看着沈银冰低头摆弄果盘时,露出的修长脖颈,陈果果下意识的微微提起了右手:她有足够的把握,抢在郝连偃月等人开枪之前,一掌把沈银冰脖子打断!
高飞却微微摇了摇头,看着沈银冰说:“我还真没有想到,你今天会来这儿……”
沈银冰打断他的话:“你既然能来,我也能来。因为红姐是除了我父母、海伯三人之外,对我最好的人。尽管她死的有些没价值,也不是为我而死的,而且也做过对不起的我事。但总的来说,我把她当做了亲人。”
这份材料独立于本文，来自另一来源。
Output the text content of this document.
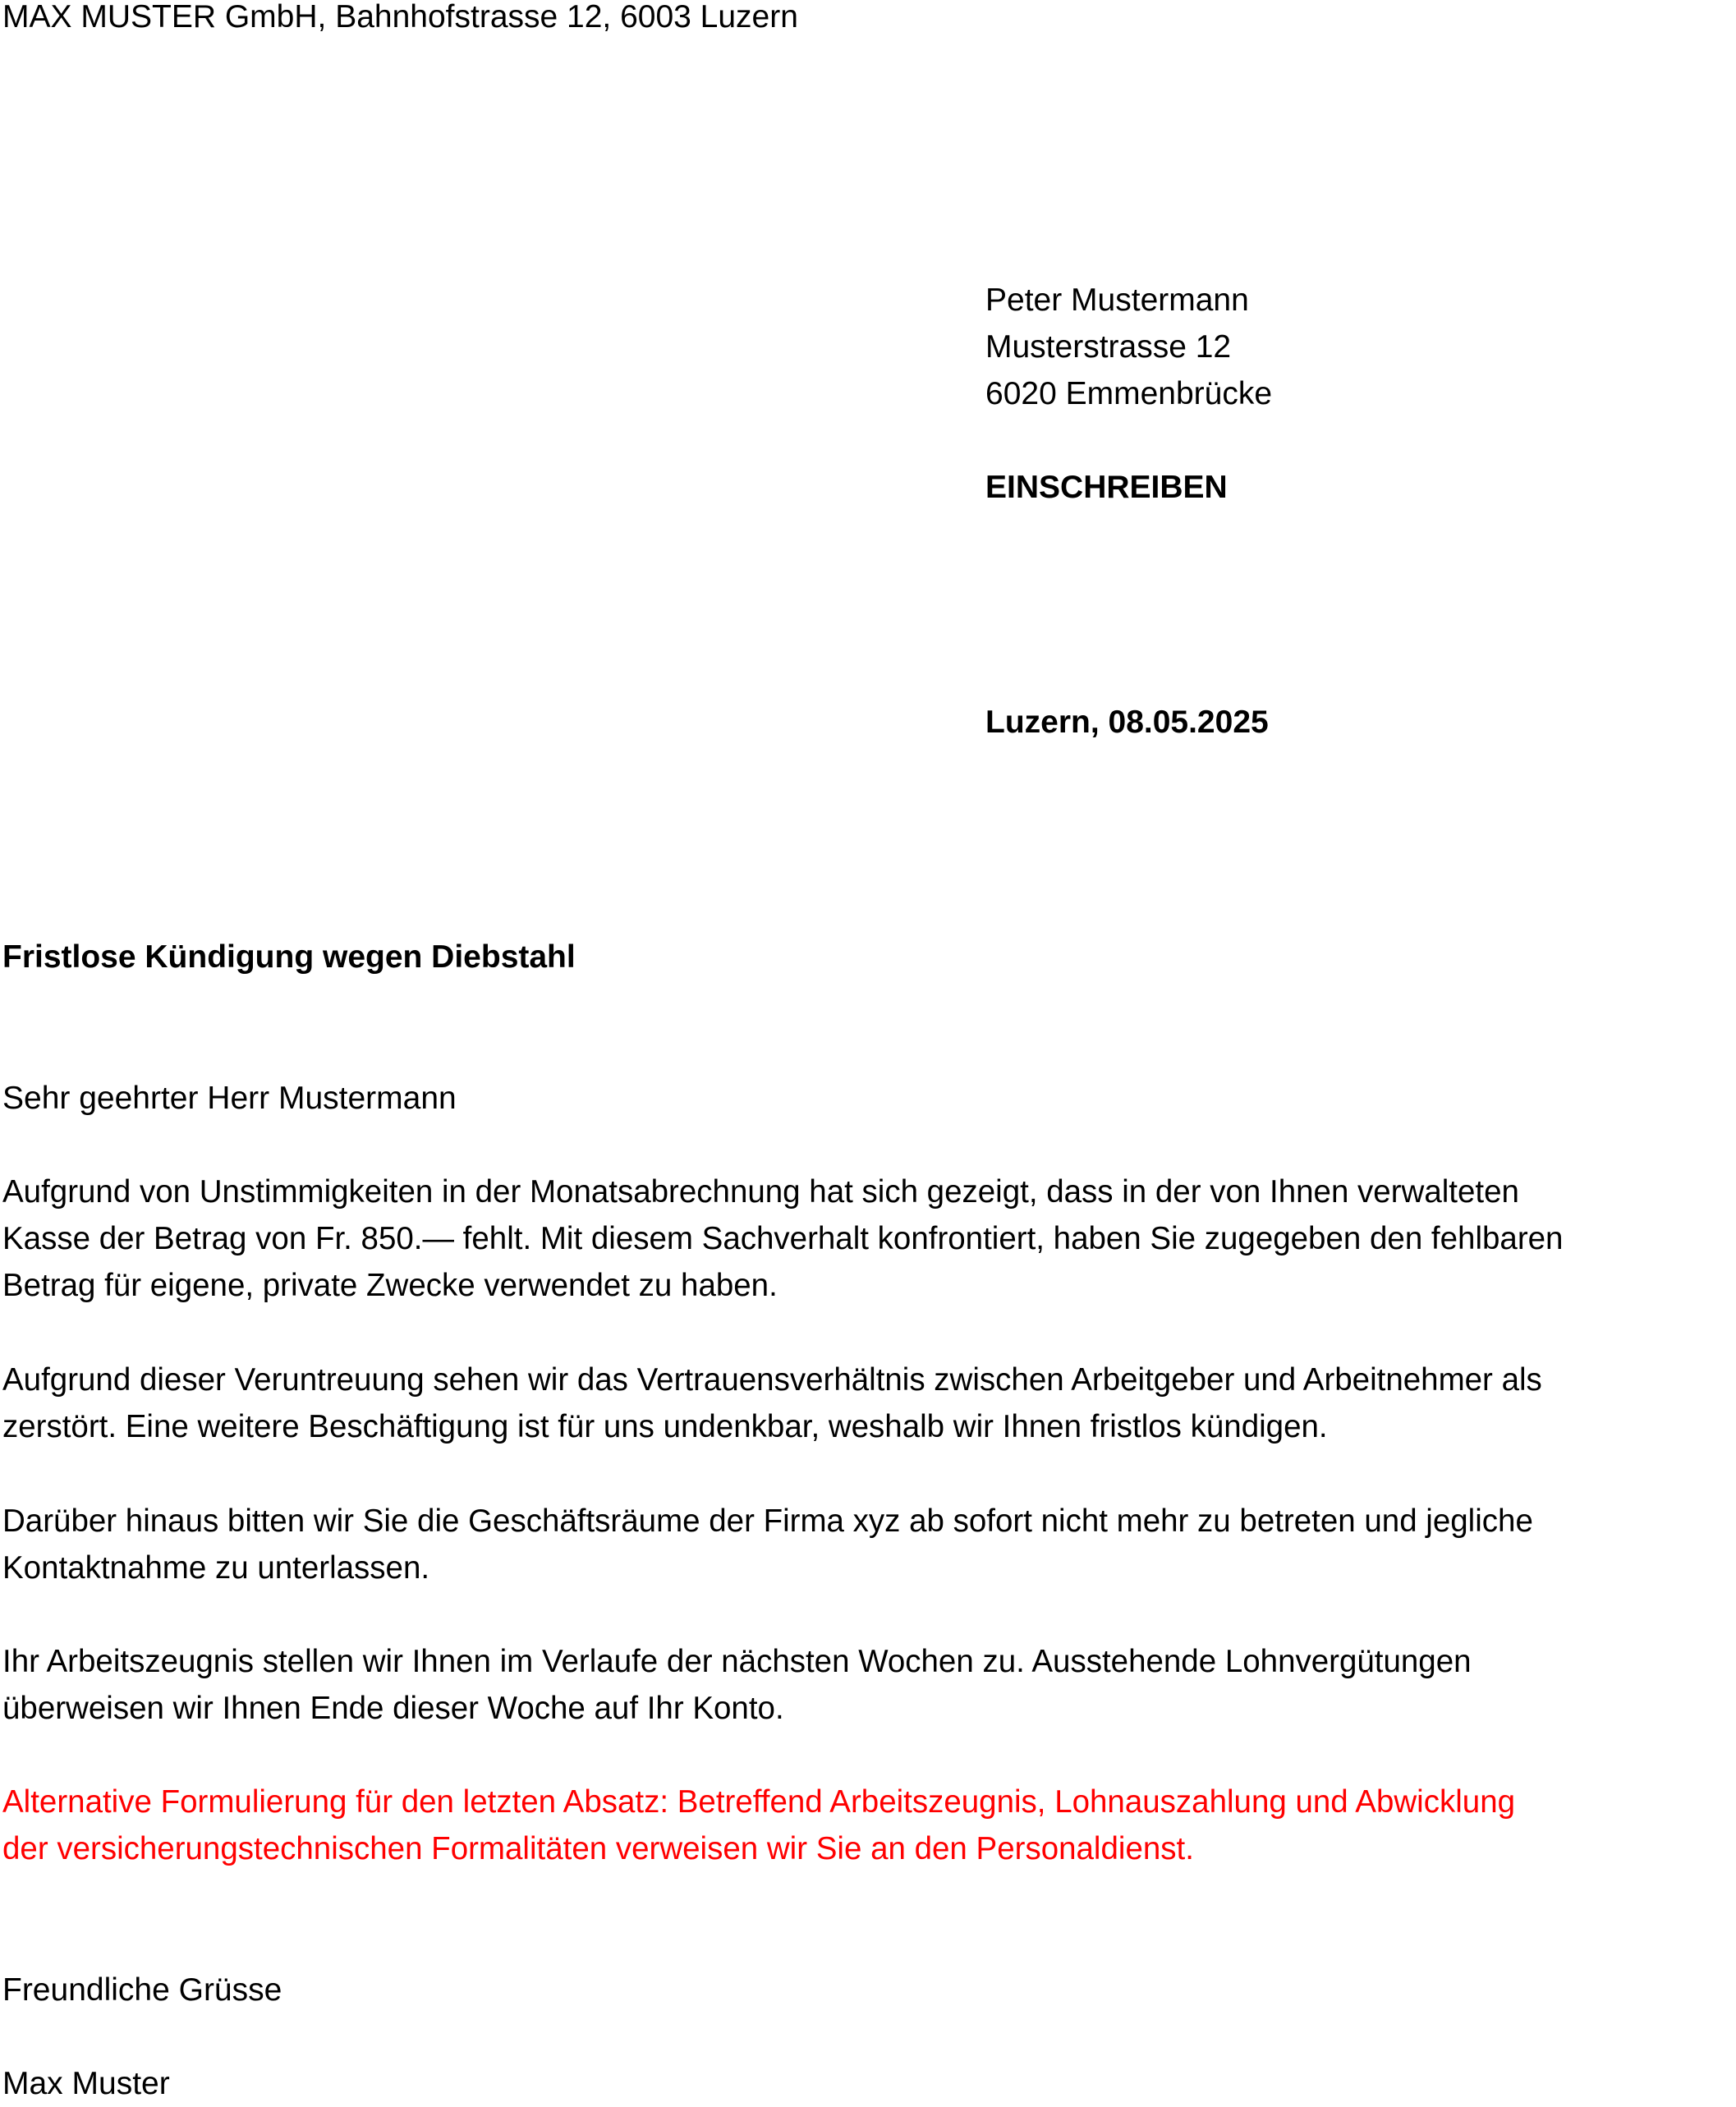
MAX MUSTER GmbH, Bahnhofstrasse 12, 6003 Luzern
Peter Mustermann
Musterstrasse 12
6020 Emmenbrücke
EINSCHREIBEN
Luzern, 08.05.2025
Fristlose Kündigung wegen Diebstahl
Sehr geehrter Herr Mustermann
Aufgrund von Unstimmigkeiten in der Monatsabrechnung hat sich gezeigt, dass in der von Ihnen verwalteten
Kasse der Betrag von Fr. 850.— fehlt. Mit diesem Sachverhalt konfrontiert, haben Sie zugegeben den fehlbaren
Betrag für eigene, private Zwecke verwendet zu haben.
Aufgrund dieser Veruntreuung sehen wir das Vertrauensverhältnis zwischen Arbeitgeber und Arbeitnehmer als
zerstört. Eine weitere Beschäftigung ist für uns undenkbar, weshalb wir Ihnen fristlos kündigen.
Darüber hinaus bitten wir Sie die Geschäftsräume der Firma xyz ab sofort nicht mehr zu betreten und jegliche
Kontaktnahme zu unterlassen.
Ihr Arbeitszeugnis stellen wir Ihnen im Verlaufe der nächsten Wochen zu. Ausstehende Lohnvergütungen
überweisen wir Ihnen Ende dieser Woche auf Ihr Konto.
Alternative Formulierung für den letzten Absatz: Betreffend Arbeitszeugnis, Lohnauszahlung und Abwicklung
der versicherungstechnischen Formalitäten verweisen wir Sie an den Personaldienst.
Freundliche Grüsse
Max Muster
把小食盒中那几盘精美的菜肴,一一摆在山洞前的地面上后,沈银冰抬起头来看着高飞,很优雅的笑了笑,轻声说:“当然了,你对我也很不错的。如果你死了,我也会在你祭日那天,每年都去祭奠你的。”
高飞冷冷的问:“你觉得我会死?”
“是人就会死,不管你是谁,你有多厉害。”
沈银冰拿起酒瓶,拧开瓶盖把酒水缓缓洒在地上,说道:“高飞,我知道你现在恨我恨的要命,可这有什么用呢?因为你不敢杀我,对不对?”
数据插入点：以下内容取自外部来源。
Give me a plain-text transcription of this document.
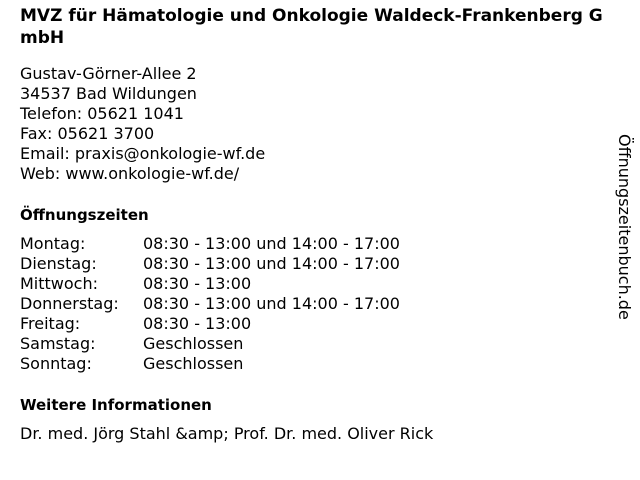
MVZ für Hämatologie und Onkologie Waldeck-Frankenberg GmbH
Gustav-Görner-Allee 2
34537 Bad Wildungen
Telefon: 05621 1041
Fax: 05621 3700
Email: praxis@onkologie-wf.de
Web: www.onkologie-wf.de/
Öffnungszeiten
Montag:	08:30 - 13:00 und 14:00 - 17:00
Dienstag:	08:30 - 13:00 und 14:00 - 17:00
Mittwoch:	08:30 - 13:00
Donnerstag:	08:30 - 13:00 und 14:00 - 17:00
Freitag:	08:30 - 13:00
Samstag:	Geschlossen
Sonntag:	Geschlossen
Weitere Informationen
Dr. med. Jörg Stahl &amp; Prof. Dr. med. Oliver Rick
Öffnungszeitenbuch.de
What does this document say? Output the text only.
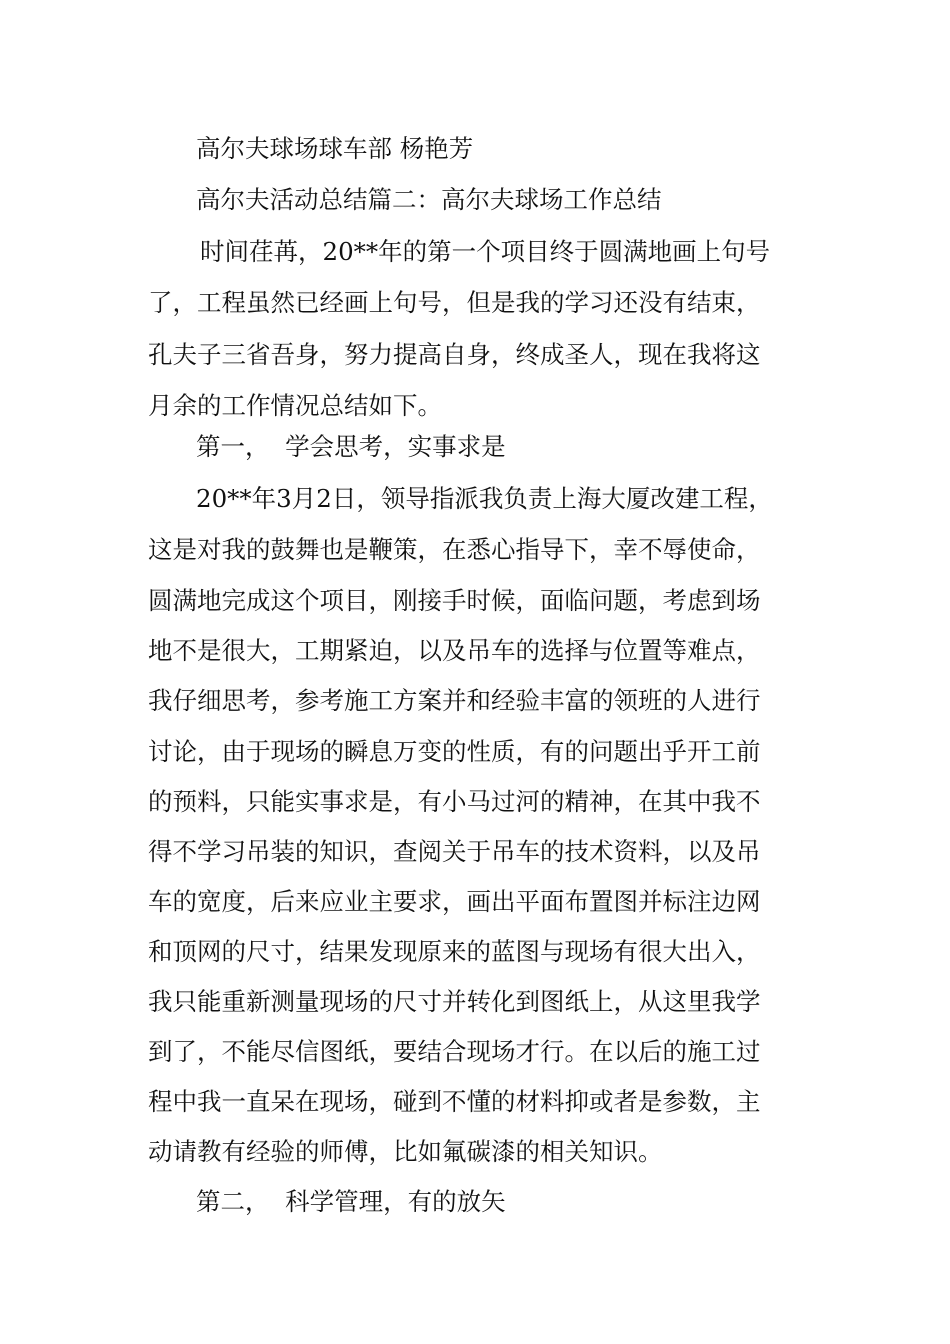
高尔夫球场球车部 杨艳芳
高尔夫活动总结篇二：高尔夫球场工作总结
时间荏苒，20**年的第一个项目终于圆满地画上句号
了，工程虽然已经画上句号，但是我的学习还没有结束，
孔夫子三省吾身，努力提高自身，终成圣人，现在我将这
月余的工作情况总结如下。
第一，  学会思考，实事求是
20**年3月2日，领导指派我负责上海大厦改建工程，
这是对我的鼓舞也是鞭策，在悉心指导下，幸不辱使命，
圆满地完成这个项目，刚接手时候，面临问题，考虑到场
地不是很大，工期紧迫，以及吊车的选择与位置等难点，
我仔细思考，参考施工方案并和经验丰富的领班的人进行
讨论，由于现场的瞬息万变的性质，有的问题出乎开工前
的预料，只能实事求是，有小马过河的精神，在其中我不
得不学习吊装的知识，查阅关于吊车的技术资料，以及吊
车的宽度，后来应业主要求，画出平面布置图并标注边网
和顶网的尺寸，结果发现原来的蓝图与现场有很大出入，
我只能重新测量现场的尺寸并转化到图纸上，从这里我学
到了，不能尽信图纸，要结合现场才行。在以后的施工过
程中我一直呆在现场，碰到不懂的材料抑或者是参数，主
动请教有经验的师傅，比如氟碳漆的相关知识。
第二，  科学管理，有的放矢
陈果果冷冷的接口道:“他不敢,我却没有丝毫的顾忌。”
“你就是安归王吧?”
沈银冰头也不抬的说:“在别人眼里很强大,很神秘的一个女魔头,在我眼里最多就是个可怜孩子罢了。”
“别生气,我说你可怜是有原因的。”
沈银冰把空酒瓶放在了地上,笑了笑说:“一年前的这时候,你为了感情自愿来这儿送死。一年后,你又心甘情愿的陪在这个男人身边,安心当人家的姨太。话说你这么大本事,大神奇的女人,却为了个男人要死要活的,难道不可怜吗?”
“想激怒我?呵呵,你不会如意的。”
陈果果双眸微微一眯,随即恢复了正常,牵着高飞的手放在她小肚子上,语气中带着扬扬得意:“我现在已经怀孕了,医生早就告诉我说,无论任何时候都不要生气,因为那样对胎儿没有好处的。所以呢,无论你说什么,我都会当做你是在放屁。嘿嘿,你身子为什么要颤一下呢?是不是听说我怀孕后,心里很难过?”
陈果果说着,向前走了一步,蹲在了沈银冰旁边,伸出右手食指,挑起了她的下巴,动作很无理,让宋承钢勃然大怒,刚要抬枪,却被郝连偃月按了下去。
沈银冰出乎意料的没有反抗,就像个遭到早就心仪已久恶少调系的小良家,眼神清澈的看着陈果果,听她说话:“我知道,你最在乎的还是高飞。如果今天高飞不来祭奠颜红的话,你也肯定不会来。你这次来,只是以这个借口来见他一面。”
陈果果的眼神好像是锥子,一下子看透了沈银冰心底最深处:“你想他想的要发疯。你想努力的强逼你自己忘记他,但却是这样,就越无法忘记……尤其是在听说我怀孕了后,心里更是痛苦的要命。这一刻,你是不是很想杀掉所有人,然后再自杀?”
沈银冰紧紧抿了下嘴唇,说:“是。”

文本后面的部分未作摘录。